Sunday, June 29, 2014

The Call of the Falls

I love waterfalls! West Virginia is blessed with many of them, in a variety of types. There is just something about the sound and scenery of falling water that can hypnotize the soul.

We recently revisited Valley Falls State Park, a hidden gem that is only seven miles from Interstate 79, between Fairmont and Grafton on State Route 310. This small state park is located where the Tygart Valley River goes over a couple of ten-foot drops. This park is categorized as a day-use park—it has no lodge or campground, and closes for the winter months. But it does have nearly 1200 forested acres, 18 miles of hiking/mountain biking trails, a playground and other facilities, as well as the natural beauty of the falls. Anglers are welcome to fish, too.
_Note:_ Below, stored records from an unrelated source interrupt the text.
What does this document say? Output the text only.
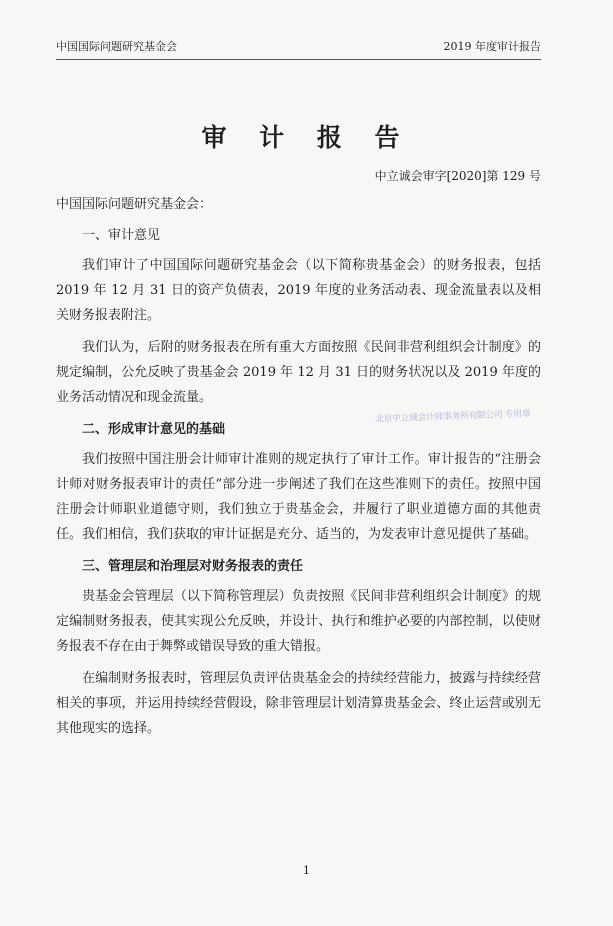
中国国际问题研究基金会	2019 年度审计报告
审 计 报 告
中立诚会审字[2020]第 129 号
中国国际问题研究基金会：
一、审计意见

我们审计了中国国际问题研究基金会（以下简称贵基金会）的财务报表，包括 2019 年 12 月 31 日的资产负债表，2019 年度的业务活动表、现金流量表以及相关财务报表附注。

我们认为，后附的财务报表在所有重大方面按照《民间非营利组织会计制度》的规定编制，公允反映了贵基金会 2019 年 12 月 31 日的财务状况以及 2019 年度的业务活动情况和现金流量。

二、形成审计意见的基础

我们按照中国注册会计师审计准则的规定执行了审计工作。审计报告的“注册会计师对财务报表审计的责任”部分进一步阐述了我们在这些准则下的责任。按照中国注册会计师职业道德守则，我们独立于贵基金会，并履行了职业道德方面的其他责任。我们相信，我们获取的审计证据是充分、适当的，为发表审计意见提供了基础。

三、管理层和治理层对财务报表的责任

贵基金会管理层（以下简称管理层）负责按照《民间非营利组织会计制度》的规定编制财务报表，使其实现公允反映，并设计、执行和维护必要的内部控制，以使财务报表不存在由于舞弊或错误导致的重大错报。

在编制财务报表时，管理层负责评估贵基金会的持续经营能力，披露与持续经营相关的事项，并运用持续经营假设，除非管理层计划清算贵基金会、终止运营或别无其他现实的选择。

北京中立诚会计师事务所有限公司 专用章
1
I think it is fun to scamper about the giant rocks, picking your way to different vantage points along the river. It is also interesting to see the remnants of the grist mill that once operated there. Indeed, in the late 1800s there was a bustling community at Valley Falls, but fire and floods through the narrow gorge have virtually erased its existence.

Although the falls and the rapids are beautiful and melodious, the river can also be dangerous. Swimming is not allowed here, because a number of drownings have occurred. Whitewater kayaking is permissible, but only by signing a waiver in advance. Also, be mindful of the trains that occasionally travel through the park, as their tracks follow that side of the river.

If you drive to Valley Falls from I-79, head south on 310 which takes you through the small community of Quiet Dell. Watch for the park signs telling you to turn right onto a small road that also happens to lead around Rock Lake (not to be confused with Rock Lake Park that thrived in South Charleston as a swimming pool and amusement park). Rock Lake is private lakeside community in Marion County, similar to Lake Floyd in Harrison County or Lake Washington in Wood County. All of these are examples of man-made lakes around which houses were built, forming private communities in the early 20th century that still thrive today. Beyond Rock Lake, the road climbs the ridge, enters the park at the peak, and then descends down the hill to the river. The falls are a short walk from the parking area—just listen for the sound of the rushing water of the Tygart Valley River.

The name of the river is another interesting point. It was named for an early settler in the Beverly area by the name of David Tygart. This river begins near the border between Randolph County and Pocahontas County, and then flows north to Fairmont, running through such towns as Huttonsville, Elkins, Belington, Philippi, and Grafton. Most folks simply refer to it as the Tygart River, however it is officially recognized by the United States Board on Geographic Names as the “Tygart Valley River.”

Regardless of what you call the river, it is worth venturing a few miles off the interstate to experience Valley Falls State Park.

In this view, you can see both "steps" of these falls, with the first one (pictured above) further in the background. By the way, this story appeared in the July issue of "Two-Lane Livin'" magazine.